I’m a sucker for a great name. Anyone who reads my recruiting coverage knows this. So, when I saw that Austin has a fried chicken trailer called Ms. P’s Electric Cock, I knew I’d find my way there. I also knew I’d take home a piece of clothing.
My wife grew so tired of my drawer-stuffing collection of restaurant T-shirts that she began randomly to throw them out about a year ago. One day I had a vintage McRib shirt. The next day I didn’t. I asked her to make a quilt out of the ones she deemed no longer fit to wear, but she mentioned something about the pain of childbirth. Wracked with guilt, I dropped the subject. The Mrs. did, however, concede that if I wanted to switch from collecting restaurant T-shirts to collecting restaurant hats, she probably wouldn’t throw them all away on a random Tuesday.
For some reason, the places I frequent mostly sell mesh-back trucker caps. This is simply knowing your clientele at a place like The Catfish Hole in Fayetteville, Ark. It’s a hipster affectation at a place like Ms. P’s. That’s OK. It’s a hat featuring a glowing rooster (accurately) described as an electric cock. I’m happy to wear it.
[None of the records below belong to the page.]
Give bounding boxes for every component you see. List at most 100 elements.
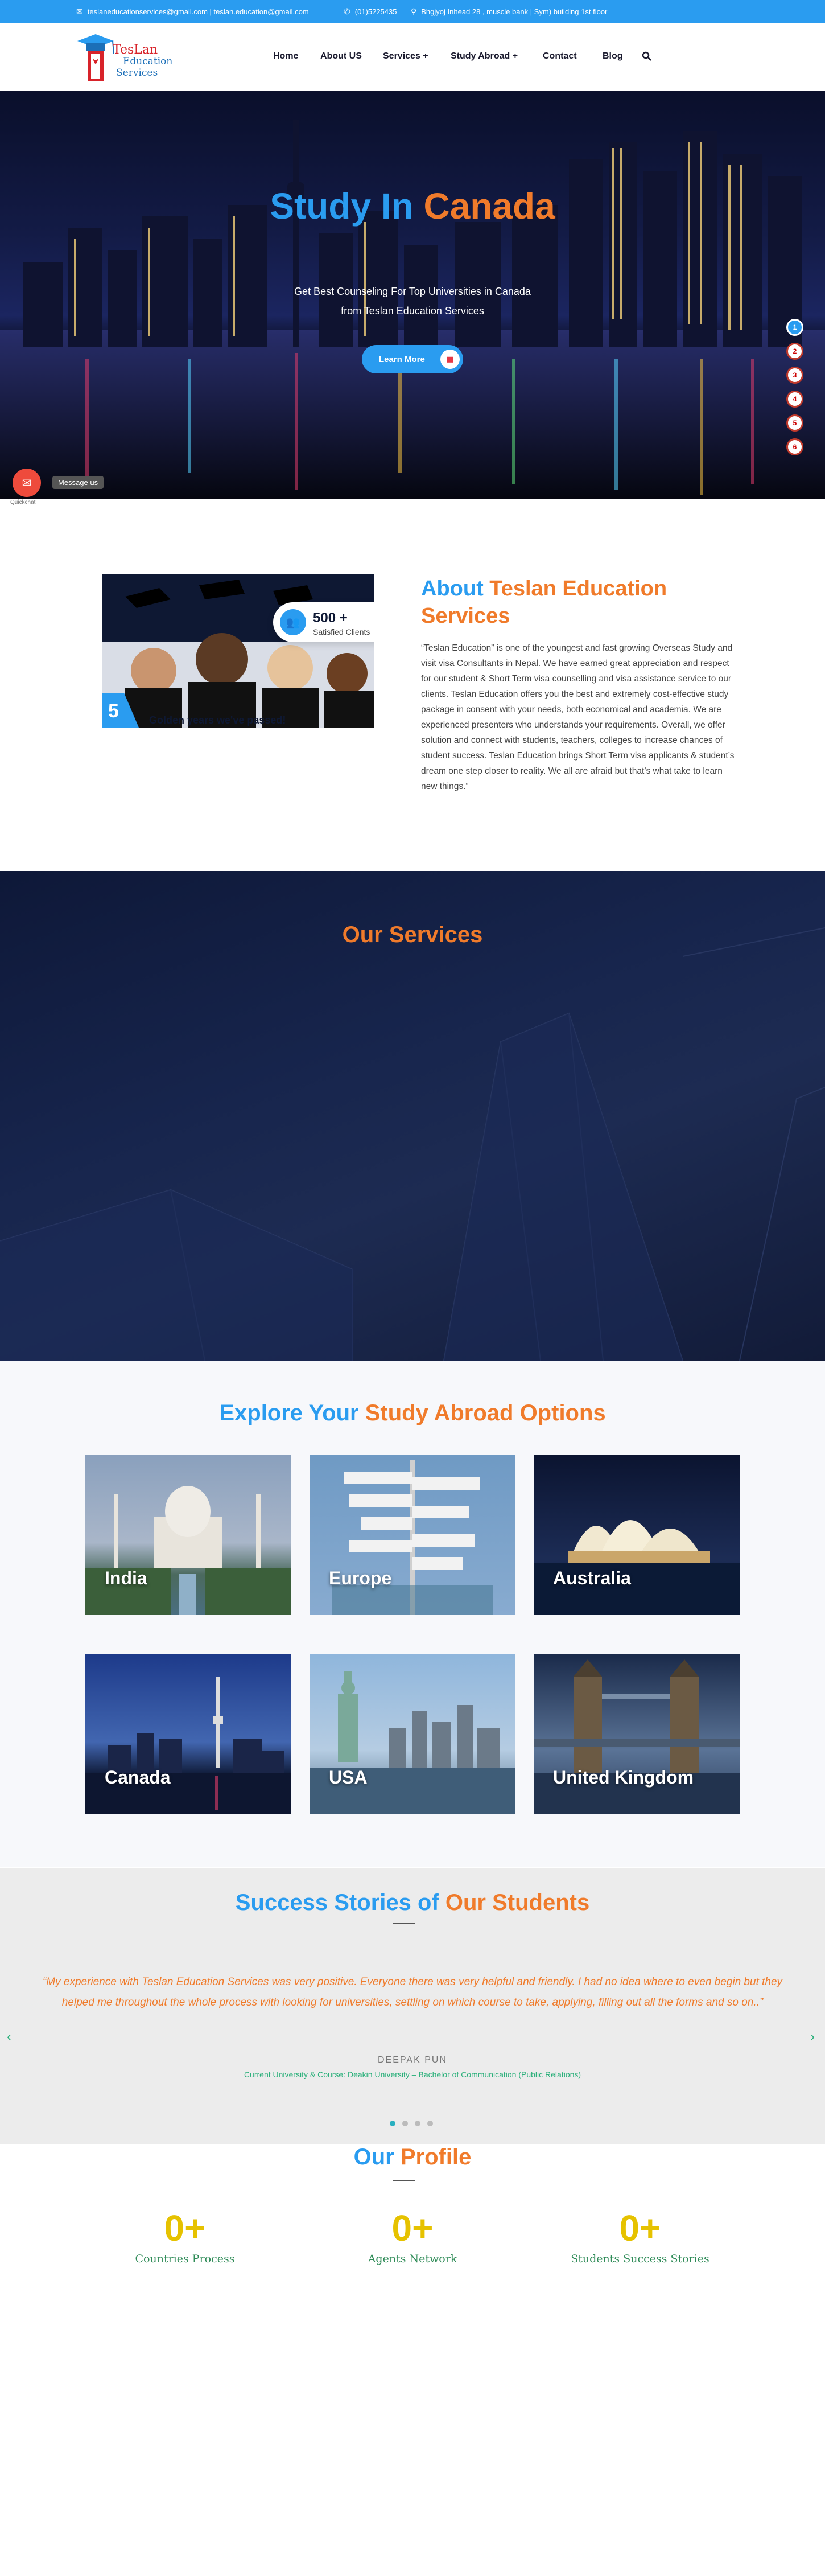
- nav-study-abroad[interactable]: Study Abroad +: [451, 51, 518, 61]
- users-icon: 👥: [280, 609, 306, 635]
- explore-title: Explore Your Study Abroad Options: [0, 1400, 825, 1426]
- slide-dot-3[interactable]: 3: [786, 367, 803, 384]
- testimonial-pagination: [390, 2121, 433, 2126]
- graduates-image: [102, 574, 374, 728]
- destination-card-australia[interactable]: Australia: [534, 1455, 740, 1615]
- nav-services[interactable]: Services +: [383, 51, 428, 61]
- topbar-phone-text: (01)5225435: [354, 7, 397, 16]
- services-section: Our Services: [0, 871, 825, 1361]
- nav-contact[interactable]: Contact: [543, 51, 577, 61]
- hero-subtitle: Get Best Counseling For Top Universities…: [0, 282, 825, 321]
- signpost-image: [332, 1460, 493, 1615]
- site-header: TesLan Education Services Home About US …: [0, 23, 825, 91]
- explore-title-part1: Explore Your: [219, 1400, 359, 1425]
- stat-countries-label: Countries Process: [135, 2253, 235, 2265]
- testimonial-name: DEEPAK PUN: [378, 2055, 447, 2065]
- top-bar: ✉ teslaneducationservices@gmail.com | te…: [0, 0, 825, 23]
- testimonial-prev-arrow[interactable]: ‹: [7, 2029, 11, 2045]
- success-stories-section: Success Stories of Our Students “My expe…: [0, 1868, 825, 2144]
- testimonial-dot-2[interactable]: [402, 2121, 408, 2126]
- destination-card-united-kingdom[interactable]: United Kingdom: [534, 1654, 740, 1814]
- sydney-opera-house-image: [534, 1520, 740, 1615]
- hero-title-part1: Study In: [270, 186, 414, 227]
- grid-icon: ▦: [440, 350, 460, 369]
- about-students-photo: 👥 500 + Satisfied Clients: [102, 574, 374, 728]
- profile-title: Our Profile: [0, 2144, 825, 2170]
- logo-line1: TesLan: [113, 43, 158, 57]
- search-icon[interactable]: [642, 51, 652, 64]
- clients-label: Satisfied Clients: [313, 627, 370, 636]
- nav-about-us[interactable]: About US: [320, 51, 362, 61]
- stat-success-stories: 0+ Students Success Stories: [555, 2207, 725, 2265]
- topbar-address: ⚲ Bhgjyoj Inhead 28 , muscle bank | Sym)…: [411, 7, 607, 17]
- testimonial-dot-3[interactable]: [415, 2121, 420, 2126]
- hero-title: Study In Canada: [0, 185, 825, 227]
- hero-subtitle-line1: Get Best Counseling For Top Universities…: [294, 286, 531, 297]
- about-title: About Teslan Education Services: [421, 575, 740, 630]
- explore-title-part2: Study Abroad Options: [365, 1400, 606, 1425]
- phone-icon: ✆: [344, 7, 350, 16]
- slide-dot-1[interactable]: 1: [786, 319, 803, 336]
- about-title-part1: About: [421, 577, 484, 601]
- card-label-australia: Australia: [553, 1568, 631, 1588]
- destination-card-india[interactable]: India: [85, 1455, 291, 1615]
- stat-success-stories-number: 0+: [619, 2208, 661, 2249]
- slide-dot-5[interactable]: 5: [786, 414, 803, 432]
- testimonial-dot-1[interactable]: [390, 2121, 395, 2126]
- topbar-address-text: Bhgjyoj Inhead 28 , muscle bank | Sym) b…: [421, 7, 608, 16]
- years-label: Golden years we've passed!: [149, 714, 286, 726]
- card-label-europe: Europe: [329, 1568, 392, 1588]
- topbar-phone[interactable]: ✆ (01)5225435: [344, 7, 397, 17]
- chat-brand: Quickchat: [10, 499, 36, 506]
- envelope-icon: ✉: [76, 7, 83, 16]
- destination-card-europe[interactable]: Europe: [310, 1455, 515, 1615]
- slide-dot-6[interactable]: 6: [786, 438, 803, 455]
- toronto-skyline-image: [85, 1677, 291, 1814]
- statue-of-liberty-image: [310, 1671, 515, 1814]
- logo-line3: Services: [116, 67, 158, 79]
- study-abroad-section: Explore Your Study Abroad Options India …: [0, 1361, 825, 1867]
- profile-title-part2: Profile: [400, 2144, 472, 2170]
- slide-dot-2[interactable]: 2: [786, 343, 803, 360]
- logo-text: TesLan Education Services: [113, 44, 172, 79]
- topbar-email-text: teslaneducationservices@gmail.com | tesl…: [87, 7, 309, 16]
- stat-agents: 0+ Agents Network: [327, 2207, 498, 2265]
- learn-more-label: Learn More: [379, 354, 425, 364]
- hero-subtitle-line2: from Teslan Education Services: [341, 305, 484, 317]
- stories-title-part1: Success Stories of: [235, 1890, 439, 1915]
- testimonial-next-arrow[interactable]: ›: [810, 2029, 815, 2045]
- clients-count: 500 +: [313, 610, 348, 626]
- card-label-india: India: [105, 1568, 147, 1588]
- slide-dot-4[interactable]: 4: [786, 391, 803, 408]
- stories-title: Success Stories of Our Students: [0, 1890, 825, 1916]
- profile-divider: [393, 2180, 415, 2181]
- profile-section: Our Profile 0+ Countries Process 0+ Agen…: [0, 2144, 825, 2576]
- profile-title-part1: Our: [353, 2144, 394, 2170]
- card-label-canada: Canada: [105, 1767, 171, 1788]
- hero-slider: Study In Canada Get Best Counseling For …: [0, 91, 825, 499]
- nav-blog[interactable]: Blog: [603, 51, 623, 61]
- destination-card-canada[interactable]: Canada: [85, 1654, 291, 1814]
- stat-success-stories-label: Students Success Stories: [571, 2253, 710, 2265]
- about-body: “Teslan Education” is one of the younges…: [421, 643, 735, 791]
- hero-title-part2: Canada: [423, 186, 555, 227]
- testimonial-quote: “My experience with Teslan Education Ser…: [42, 1976, 783, 2008]
- satisfied-clients-badge: 👥 500 + Satisfied Clients: [273, 602, 374, 642]
- stories-title-part2: Our Students: [445, 1890, 590, 1915]
- stat-agents-label: Agents Network: [368, 2253, 457, 2265]
- topbar-email[interactable]: ✉ teslaneducationservices@gmail.com | te…: [76, 7, 309, 17]
- stat-agents-number: 0+: [391, 2208, 434, 2249]
- nav-home[interactable]: Home: [273, 51, 298, 61]
- card-label-usa: USA: [329, 1767, 368, 1788]
- card-label-united-kingdom: United Kingdom: [553, 1767, 694, 1788]
- stat-countries-number: 0+: [164, 2208, 206, 2249]
- stories-divider: [393, 1923, 415, 1924]
- site-logo[interactable]: TesLan Education Services: [74, 28, 176, 85]
- tower-bridge-image: [534, 1659, 740, 1814]
- chat-tooltip[interactable]: Message us: [52, 476, 104, 489]
- testimonial-dot-4[interactable]: [427, 2121, 433, 2126]
- logo-line2: Education: [123, 56, 173, 67]
- chat-bubble-icon[interactable]: ✉: [13, 469, 41, 497]
- destination-card-usa[interactable]: USA: [310, 1654, 515, 1814]
- learn-more-button[interactable]: Learn More ▦: [362, 345, 463, 373]
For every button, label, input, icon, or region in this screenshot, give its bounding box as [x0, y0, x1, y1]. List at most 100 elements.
This came in handy during my order. I asked for a three-piece chicken (thigh, drumstick, wing), an order of truffle mac and cheese and the Marty, a cob of Mexican street corn coated with jalapeno aioli, cotija cheese, shaved pasila pepper and lime. I also asked for a hat. A few minutes later, I realized I forgot to order a beverage. I spotted a Sweet Leaf Mint & Honey green tea -- the best bottled tea on the market -- and pulled out my wallet. “No, man,” the guy at the register said. Then he pointed to my freshly purchased hat. “It’s on the house, since you’re going to rock the cock.”
And I’m pleased to rock it after a taste of the chicken and the truffle mac and cheese. It might not be Austin’s best fried chicken. There is, after all, a branch of Memphis institution Gus’s World Famous Fried Chicken in town now. But it is a superior fried chicken, crispy on the outside and juicy on the inside. The star, though, was the mac and cheese, which uses just enough truffle oil. Too much, and Ms. P’s would be trying too hard. Too little, and it couldn’t justify the price. But this was perfect. You’ll want to bathe in the béchamel. Don’t do that. The temperature climbs above 100 degrees pretty regularly in Austin, and that might produce a bit of an aroma after a few minutes. Instead, just eat it. And, if possible, rock the cock.